Je lévite maintenant à un mètre au-dessus du sol, et Arturo tente de me tirer vers lui, en vain. Reculant de quelques pas, il secoue la tête, résigné.
— Tu as sans doute raison, me dit-il. L’humanité n’est pas encore prête.
Puis il ajoute :
— Tu trouveras tout ce qu’il te faut chez moi. A toi de choisir.
Je ne comprends pas de quoi il parle, mais je lui souris tendrement, tout en m’élevant de plus en plus haut.

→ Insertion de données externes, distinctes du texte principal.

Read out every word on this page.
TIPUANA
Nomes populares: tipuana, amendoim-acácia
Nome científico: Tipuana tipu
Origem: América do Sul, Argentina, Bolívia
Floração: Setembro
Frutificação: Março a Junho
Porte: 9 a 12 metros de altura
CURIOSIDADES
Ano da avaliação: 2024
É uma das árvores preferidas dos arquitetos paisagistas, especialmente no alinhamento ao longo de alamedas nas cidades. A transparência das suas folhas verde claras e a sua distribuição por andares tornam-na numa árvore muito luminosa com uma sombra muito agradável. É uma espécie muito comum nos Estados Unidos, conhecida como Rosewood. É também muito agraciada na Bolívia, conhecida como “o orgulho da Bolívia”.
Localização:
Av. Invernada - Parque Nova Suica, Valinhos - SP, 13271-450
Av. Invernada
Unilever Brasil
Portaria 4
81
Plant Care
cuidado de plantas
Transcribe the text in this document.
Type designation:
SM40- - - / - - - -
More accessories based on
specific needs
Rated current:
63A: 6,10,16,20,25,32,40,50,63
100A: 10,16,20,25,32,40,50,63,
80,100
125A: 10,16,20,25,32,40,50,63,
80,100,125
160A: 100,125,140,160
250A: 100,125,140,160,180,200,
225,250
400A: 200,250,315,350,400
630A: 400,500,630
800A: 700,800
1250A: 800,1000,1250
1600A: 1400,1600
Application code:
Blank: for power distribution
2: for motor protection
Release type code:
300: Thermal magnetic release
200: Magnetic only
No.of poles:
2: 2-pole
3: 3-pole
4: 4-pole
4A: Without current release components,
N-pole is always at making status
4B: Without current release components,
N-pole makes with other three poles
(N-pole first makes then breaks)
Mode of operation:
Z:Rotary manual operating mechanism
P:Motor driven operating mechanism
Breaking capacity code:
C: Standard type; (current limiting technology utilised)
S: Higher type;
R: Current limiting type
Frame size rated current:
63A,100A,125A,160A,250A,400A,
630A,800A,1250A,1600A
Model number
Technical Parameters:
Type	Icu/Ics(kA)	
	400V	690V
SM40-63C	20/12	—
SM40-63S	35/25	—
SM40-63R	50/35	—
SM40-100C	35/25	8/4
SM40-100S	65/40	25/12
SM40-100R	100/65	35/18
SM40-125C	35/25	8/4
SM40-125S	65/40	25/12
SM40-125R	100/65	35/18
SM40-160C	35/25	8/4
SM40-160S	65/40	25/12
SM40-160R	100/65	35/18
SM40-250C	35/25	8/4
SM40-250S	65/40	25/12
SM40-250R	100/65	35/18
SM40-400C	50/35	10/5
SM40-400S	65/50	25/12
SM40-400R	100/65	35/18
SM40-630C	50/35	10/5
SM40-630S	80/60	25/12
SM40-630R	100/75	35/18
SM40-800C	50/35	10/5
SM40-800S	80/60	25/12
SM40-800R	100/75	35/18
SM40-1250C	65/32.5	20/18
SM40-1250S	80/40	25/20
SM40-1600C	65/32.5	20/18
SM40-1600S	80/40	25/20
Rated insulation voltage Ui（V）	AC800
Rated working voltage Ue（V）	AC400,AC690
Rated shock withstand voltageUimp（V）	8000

— Ti amo, lui dis-je tout bas.
— Ti amo anch io, Sita.
Le vent s’est emparé de moi, et je prends de l’altitude à une allure vertigineuse. Tout autour de moi, les étoiles brillent de tous leurs feux, et la lune éclaire le sommet de ma tête, comme un soleil venu d’ailleurs, égaré au cœur d’une lointaine galaxie. Elle brille si fort que je suis obligée de fermer les yeux, tandis qu’au-dessous de moi, une lumière encore plus violente illumine le ciel, transperçant l’éther de mon corps. La chaleur et le bruit qui montent vers moi sont presque insupportables, et une onde de choc plus dure qu’une montagne de granit me frappe violemment. Pourtant, je ne ressens aucune douleur – telle une lame de fond jaillie du plus profond des ténèbres, l’onde de choc m’emporte avec elle. Le camp militaire n’existe plus, le sang qu’on m’avait dérobé s’est volatilisé, et le monde a échappé au terrible danger qui le menaçait. Quant à moi, Sita la vampire, je suis perdue dans la nuit.